The Education Department also calls on school districts to take “steps to reduce bullying in schools,” saying that “some student misconduct that falls under a school’s anti-bullying policy also may trigger responsibilities under one or more of the federal anti-discrimination laws enforced by the Department’s Office for Civil Rights (OCR).” But if bullying is not motivated by gender or race, it cannot violate federal law. As a federal appeals court put it, “If . . . an employee’s environment, however unpleasant, is not due to her gender, she has not been the victim of” illegal discrimination.
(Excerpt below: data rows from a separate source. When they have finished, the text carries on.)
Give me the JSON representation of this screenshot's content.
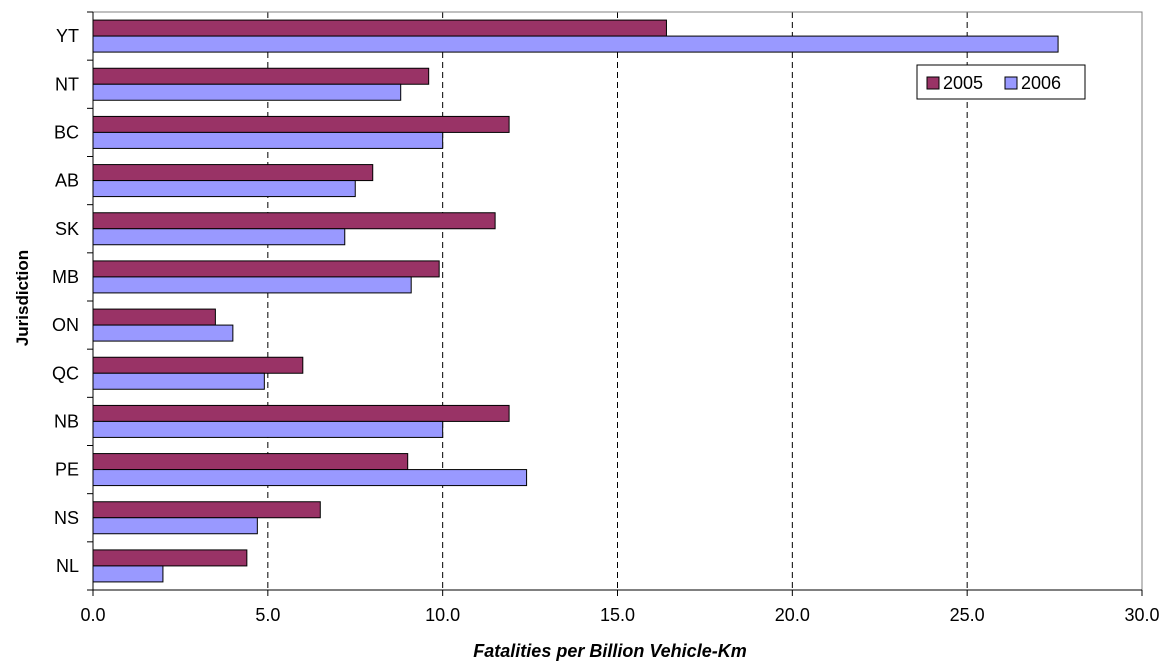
{
  "chart_data": {
    "type": "bar",
    "orientation": "horizontal",
    "xlabel": "Fatalities per Billion Vehicle-Km",
    "ylabel": "Jurisdiction",
    "xlim": [
      0,
      30
    ],
    "xticks": [
      "0.0",
      "5.0",
      "10.0",
      "15.0",
      "20.0",
      "25.0",
      "30.0"
    ],
    "categories": [
      "YT",
      "NT",
      "BC",
      "AB",
      "SK",
      "MB",
      "ON",
      "QC",
      "NB",
      "PE",
      "NS",
      "NL"
    ],
    "series": [
      {
        "name": "2005",
        "color": "#993366",
        "values": [
          16.4,
          9.6,
          11.9,
          8.0,
          11.5,
          9.9,
          3.5,
          6.0,
          11.9,
          9.0,
          6.5,
          4.4
        ]
      },
      {
        "name": "2006",
        "color": "#9999ff",
        "values": [
          27.6,
          8.8,
          10.0,
          7.5,
          7.2,
          9.1,
          4.0,
          4.9,
          10.0,
          12.4,
          4.7,
          2.0
        ]
      }
    ],
    "grid": "vertical dashed",
    "legend_position": "top-right"
  }
}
According to the Daily Caller, “the leading advocate for the expanded” definition of harassment contained in the letter “is Kevin Jennings, who heads the Education Department’s Office of Safe and Drug-Free Schools. Jennings founded the Gay Lesbian Straight Education Network advocacy group, and raised at least $100,000 for the Obama campaign in 2008.” GLSEN falsely claims that the letter’s examples of harassment are supported by “current law” and it strongly supports its expansive interpretation of harassment law.
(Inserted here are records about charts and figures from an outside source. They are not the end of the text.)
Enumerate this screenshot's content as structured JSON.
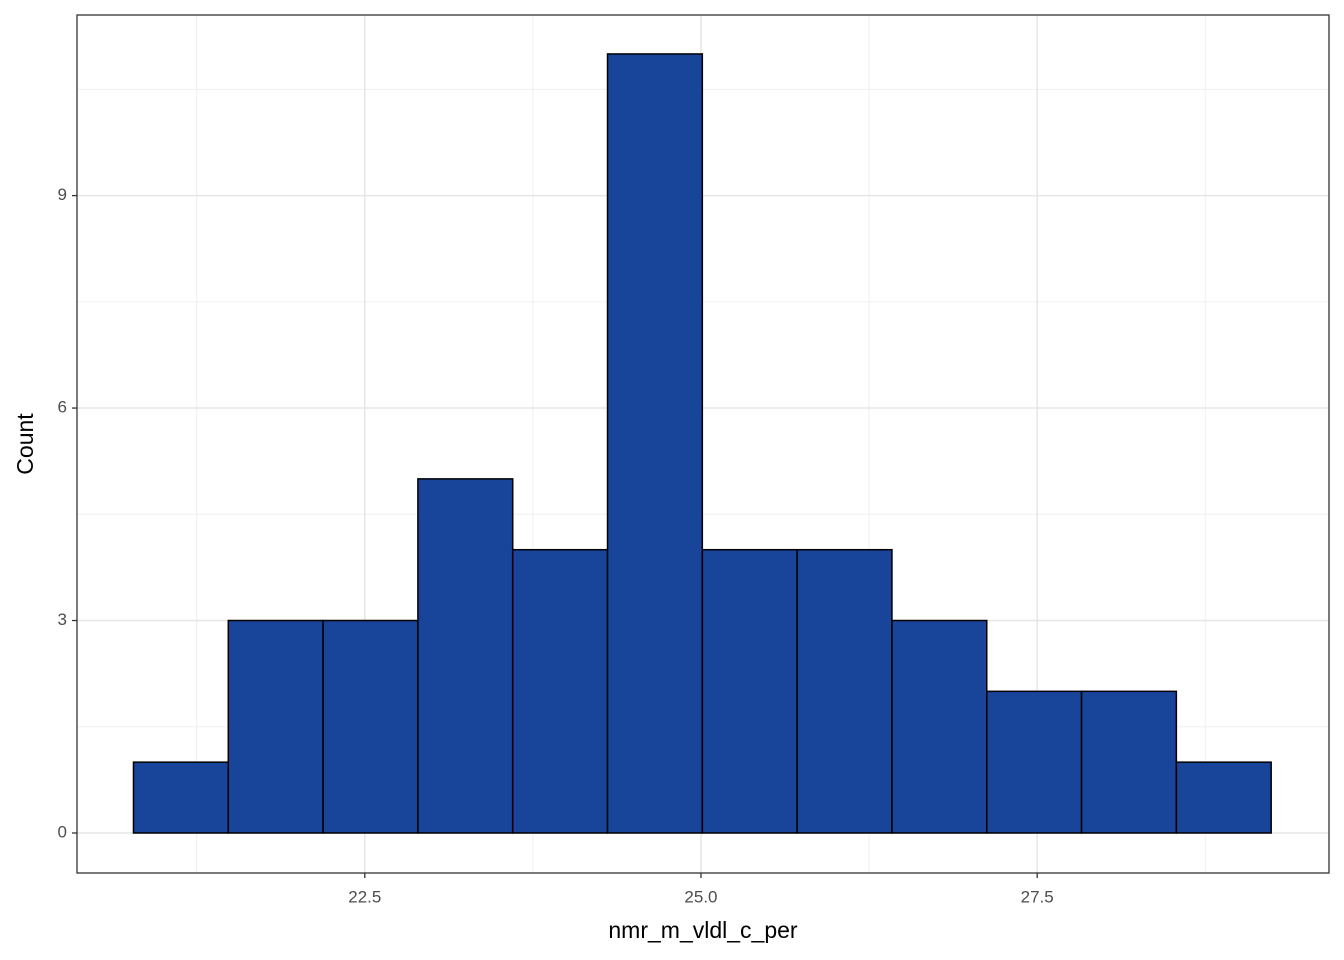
{
  "chart_data": {
    "type": "histogram",
    "x_label": "nmr_m_vldl_c_per",
    "y_label": "Count",
    "bins": [
      20.78,
      21.485,
      22.19,
      22.895,
      23.6,
      24.305,
      25.01,
      25.715,
      26.42,
      27.125,
      27.83,
      28.535,
      29.24
    ],
    "values": [
      1,
      3,
      3,
      5,
      4,
      11,
      4,
      4,
      3,
      2,
      2,
      1
    ],
    "color": "#18449a",
    "edge_color": "#000000",
    "xlim": [
      20.36,
      29.67
    ],
    "ylim": [
      -0.565,
      11.55
    ],
    "xticks": [
      {
        "value": 22.5,
        "label": "22.5"
      },
      {
        "value": 25,
        "label": "25.0"
      },
      {
        "value": 27.5,
        "label": "27.5"
      }
    ],
    "yticks": [
      0,
      3,
      6,
      9
    ],
    "grid": true
  }
}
Contradicting the federal courts, the letter says that after harassment occurs, action must be aimed at students in general, not just the individual perpetrators. Following harassment, it says, “The school may need to provide training or other interventions not only for the perpetrators, but also for the larger school community.” Even if the school stops the harassment by disciplining the harassers, the letter claims it may still be liable if it does not take “systemic” and “comprehensive” actions like harassment training for the student body. Moreover, if bullying constitutes sexual harassment, the school may be liable even if it disciplines the bully, if it “failed to recognize” and “acknowledge that the bullying also constituted sexual harassment.

Federal courts have ruled to the contrary. For example, if an employer succeeds in stopping harassment, it will generally avoid liability, even if not all of the harassers – much less employees generally – are sent to harassment training, and even if it takes action under “general” misconduct rules, not a “separate, written” harassment policy. I have never previously encountered the bizarre mandates contained in the Education Department’s letter, even though I handled discrimination cases for years, including time spent working for the Education Department’s Office for Civil Rights.
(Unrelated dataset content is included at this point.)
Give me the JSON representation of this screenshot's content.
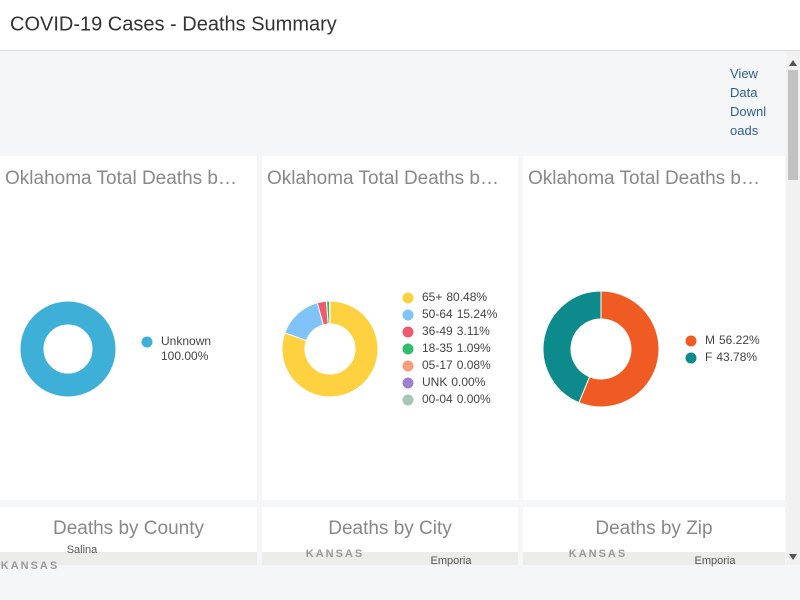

If the Education Department’s Office for Civil Rights (OCR) succeeds in chilling free speech through its overreaching letter, its officials should be held personally liable for any resulting First Amendment violations. Indeed, it was once held liable for a similar First Amendment violation in Knights of the Ku Klux Klan v. East Baton Rouge Parish School Board (1978). The Ku Klux Klan wanted to meet during non-school hours in an empty classroom, the way other community groups were allowed to do by the school board. But it was prevented from doing so by the school board under pressure from the Office for Civil Rights, which argued that the Klan’s presence would constitute racial discrimination in violation of Title VI of the Civil Rights Act. The Fifth Circuit Court of Appeals held that the school board and OCR had violated the Klan’s First Amendment rights. (Liberal OCR bureaucrats have sometimes wrongly suggested that far less offensive speech than Klan activity can violate Title VI. In 1994, the Education Department’s Judith Winston refused to take a position on whether criticism of affirmative action constituted racial harassment when questioned by Stuart Taylor of the Legal Times, despite the fact that courts have held that criticism of affirmative action policies is not racial harassment, but rather is protected by the First Amendment and the anti-retaliation provisions of federal civil-rights laws).

The Education Department’s letter is a serious threat to free speech and academic freedom, and an egregious display of administrative overreaching that shows disregard for the federal courts and the legal limits on its own jurisdiction.